When Business Rescue for a Company or Close Corporation
commences (“the company”), either in terms of a resolution by directors filed
at the Companies and Intellectual Property Commission in terms of section 129
of the Companies Act, Act 71 of 2008 (“the Act), or in terms of a Court
application launched in terms of section 131 of the Act, Section 133 of the Act
places a general moratorium on any legal proceedings or execution steps by or
against the company.
The effect of the provision supra is that the company is protected
against any legal action taken or about to be taken by creditors. The general
moratorium even protects the company in circumstances where creditors have
obtained judgment against the company and contemplates proceeding with
execution steps against the company.
The general moratorium on legal proceedings and execution
steps remains in place for the duration of the business rescue proceedings,
save in instances where the business rescue practitioner consents otherwise or
the Court grants an order uplifting the moratorium in certain instances.
The legislature’s intention with the general moratorium is clearly that creditors
are prohibited from taking a run on the company’s assets pending the outcome of
the business rescue proceedings and that the company is offered a genuine
chance of being rescued.
Further protection is provided for the company against
creditors if the business rescue proceedings are successfully implemented and
the company continues to return to a viable concern. Section 154 of the Act
clearly provides that, in the event that a business rescue plan is adopted and
successfully implemented, no creditor that had notice of the proceedings can
continue to enforce any rights that he or she had prior to the commencement of
business rescue proceedings, save to the extent provided for in the adopted
business rescue plan.
A business rescue plan can provide that obligations towards
creditors are restructured or compromised over extended periods, provided that
such restructuring or compromise constitutes a beter return for creditors
versus the immediate liquidation of that company.

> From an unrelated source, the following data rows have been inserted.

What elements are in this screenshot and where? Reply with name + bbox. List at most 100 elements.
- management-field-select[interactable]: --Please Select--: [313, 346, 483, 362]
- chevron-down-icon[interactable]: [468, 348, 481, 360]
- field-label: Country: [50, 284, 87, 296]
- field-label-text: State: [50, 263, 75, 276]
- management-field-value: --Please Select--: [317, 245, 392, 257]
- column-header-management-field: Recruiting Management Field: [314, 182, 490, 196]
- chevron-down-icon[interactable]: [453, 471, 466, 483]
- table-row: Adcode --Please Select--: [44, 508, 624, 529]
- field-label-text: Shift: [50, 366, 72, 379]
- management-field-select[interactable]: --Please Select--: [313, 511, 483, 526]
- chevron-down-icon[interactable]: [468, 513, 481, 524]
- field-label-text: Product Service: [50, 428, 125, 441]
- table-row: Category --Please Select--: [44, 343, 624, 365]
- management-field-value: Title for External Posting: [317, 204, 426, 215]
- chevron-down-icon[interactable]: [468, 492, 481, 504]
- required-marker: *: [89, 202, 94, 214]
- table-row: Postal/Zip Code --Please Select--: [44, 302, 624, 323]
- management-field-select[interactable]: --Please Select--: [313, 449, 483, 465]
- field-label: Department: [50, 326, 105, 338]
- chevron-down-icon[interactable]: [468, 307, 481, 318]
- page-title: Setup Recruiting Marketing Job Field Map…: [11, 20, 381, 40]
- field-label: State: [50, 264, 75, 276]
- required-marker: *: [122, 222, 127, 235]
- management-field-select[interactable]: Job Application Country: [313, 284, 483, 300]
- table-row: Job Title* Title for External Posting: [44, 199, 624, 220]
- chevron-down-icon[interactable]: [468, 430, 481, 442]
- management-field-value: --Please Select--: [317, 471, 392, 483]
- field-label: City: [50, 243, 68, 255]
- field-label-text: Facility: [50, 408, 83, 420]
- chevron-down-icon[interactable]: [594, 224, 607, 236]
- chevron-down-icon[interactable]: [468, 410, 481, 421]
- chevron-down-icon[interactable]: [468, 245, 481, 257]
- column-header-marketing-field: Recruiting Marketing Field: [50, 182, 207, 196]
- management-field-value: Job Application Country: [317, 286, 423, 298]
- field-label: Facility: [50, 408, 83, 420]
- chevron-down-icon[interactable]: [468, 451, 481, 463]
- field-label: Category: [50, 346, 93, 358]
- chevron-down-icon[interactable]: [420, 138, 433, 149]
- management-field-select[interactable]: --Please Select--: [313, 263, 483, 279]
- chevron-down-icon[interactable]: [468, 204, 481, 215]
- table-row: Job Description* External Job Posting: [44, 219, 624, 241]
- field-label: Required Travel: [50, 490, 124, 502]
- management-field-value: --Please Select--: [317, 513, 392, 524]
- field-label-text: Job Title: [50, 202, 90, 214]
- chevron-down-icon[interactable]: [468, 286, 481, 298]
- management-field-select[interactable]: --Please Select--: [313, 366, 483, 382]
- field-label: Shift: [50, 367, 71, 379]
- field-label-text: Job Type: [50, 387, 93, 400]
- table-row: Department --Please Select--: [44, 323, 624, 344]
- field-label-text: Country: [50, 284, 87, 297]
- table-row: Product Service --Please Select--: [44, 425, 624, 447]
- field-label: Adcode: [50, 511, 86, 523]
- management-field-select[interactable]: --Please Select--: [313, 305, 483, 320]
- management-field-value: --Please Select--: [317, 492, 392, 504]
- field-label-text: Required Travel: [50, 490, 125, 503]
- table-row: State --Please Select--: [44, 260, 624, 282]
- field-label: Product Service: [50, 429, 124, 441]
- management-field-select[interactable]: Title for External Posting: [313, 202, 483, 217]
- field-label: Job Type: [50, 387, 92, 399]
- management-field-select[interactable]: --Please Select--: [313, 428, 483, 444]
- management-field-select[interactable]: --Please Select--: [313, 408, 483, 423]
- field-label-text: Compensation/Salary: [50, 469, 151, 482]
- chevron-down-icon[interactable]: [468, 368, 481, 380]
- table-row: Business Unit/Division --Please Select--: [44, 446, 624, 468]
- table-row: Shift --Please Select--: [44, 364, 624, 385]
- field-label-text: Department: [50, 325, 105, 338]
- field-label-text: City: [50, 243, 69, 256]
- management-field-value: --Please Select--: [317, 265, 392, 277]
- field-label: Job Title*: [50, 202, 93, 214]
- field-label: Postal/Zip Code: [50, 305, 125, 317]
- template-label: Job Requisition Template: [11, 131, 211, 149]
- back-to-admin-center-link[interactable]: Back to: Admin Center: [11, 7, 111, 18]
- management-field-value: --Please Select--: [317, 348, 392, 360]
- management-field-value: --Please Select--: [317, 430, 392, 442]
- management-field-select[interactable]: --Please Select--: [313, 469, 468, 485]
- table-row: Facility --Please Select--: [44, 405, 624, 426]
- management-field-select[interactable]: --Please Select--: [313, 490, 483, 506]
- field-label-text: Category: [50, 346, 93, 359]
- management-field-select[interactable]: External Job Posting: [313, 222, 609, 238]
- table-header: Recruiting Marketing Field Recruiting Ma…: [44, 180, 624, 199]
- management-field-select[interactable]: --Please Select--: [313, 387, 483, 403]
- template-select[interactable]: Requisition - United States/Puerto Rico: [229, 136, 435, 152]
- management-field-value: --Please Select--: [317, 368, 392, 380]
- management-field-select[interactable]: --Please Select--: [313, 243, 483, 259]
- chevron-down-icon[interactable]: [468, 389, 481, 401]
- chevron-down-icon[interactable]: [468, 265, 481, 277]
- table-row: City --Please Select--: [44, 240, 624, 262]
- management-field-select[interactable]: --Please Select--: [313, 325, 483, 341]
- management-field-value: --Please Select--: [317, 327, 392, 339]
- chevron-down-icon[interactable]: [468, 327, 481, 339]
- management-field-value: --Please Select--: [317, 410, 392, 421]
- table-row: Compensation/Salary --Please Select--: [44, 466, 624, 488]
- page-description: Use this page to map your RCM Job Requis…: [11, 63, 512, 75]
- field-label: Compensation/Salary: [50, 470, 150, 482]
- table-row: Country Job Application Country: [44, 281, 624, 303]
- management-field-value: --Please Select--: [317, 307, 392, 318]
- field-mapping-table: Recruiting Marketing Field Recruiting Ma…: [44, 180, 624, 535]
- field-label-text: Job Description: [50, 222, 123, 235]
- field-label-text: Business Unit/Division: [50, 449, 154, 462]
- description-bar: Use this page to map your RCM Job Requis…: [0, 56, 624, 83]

Where obligations towards creditors are restructured or
compromised successfully with the adoption of a business rescue plan, and the
business rescue proceedings is substantially implemented in that the company is
able to comply with such restructured and/or compromised repayments towards
creditors, no creditor will be able to enforce the original obligations towards
it prior to the business rescue proceedings, save to the extent provided for in
the adopted business rescue plan.
Without the protection afforded by the Act a company
is never on equal footing with creditors in negotiating the restructuring or
the compromise of its obligations. Business rescue proceedings offer a secure
environment for the company to negotiate on equal footing with creditors.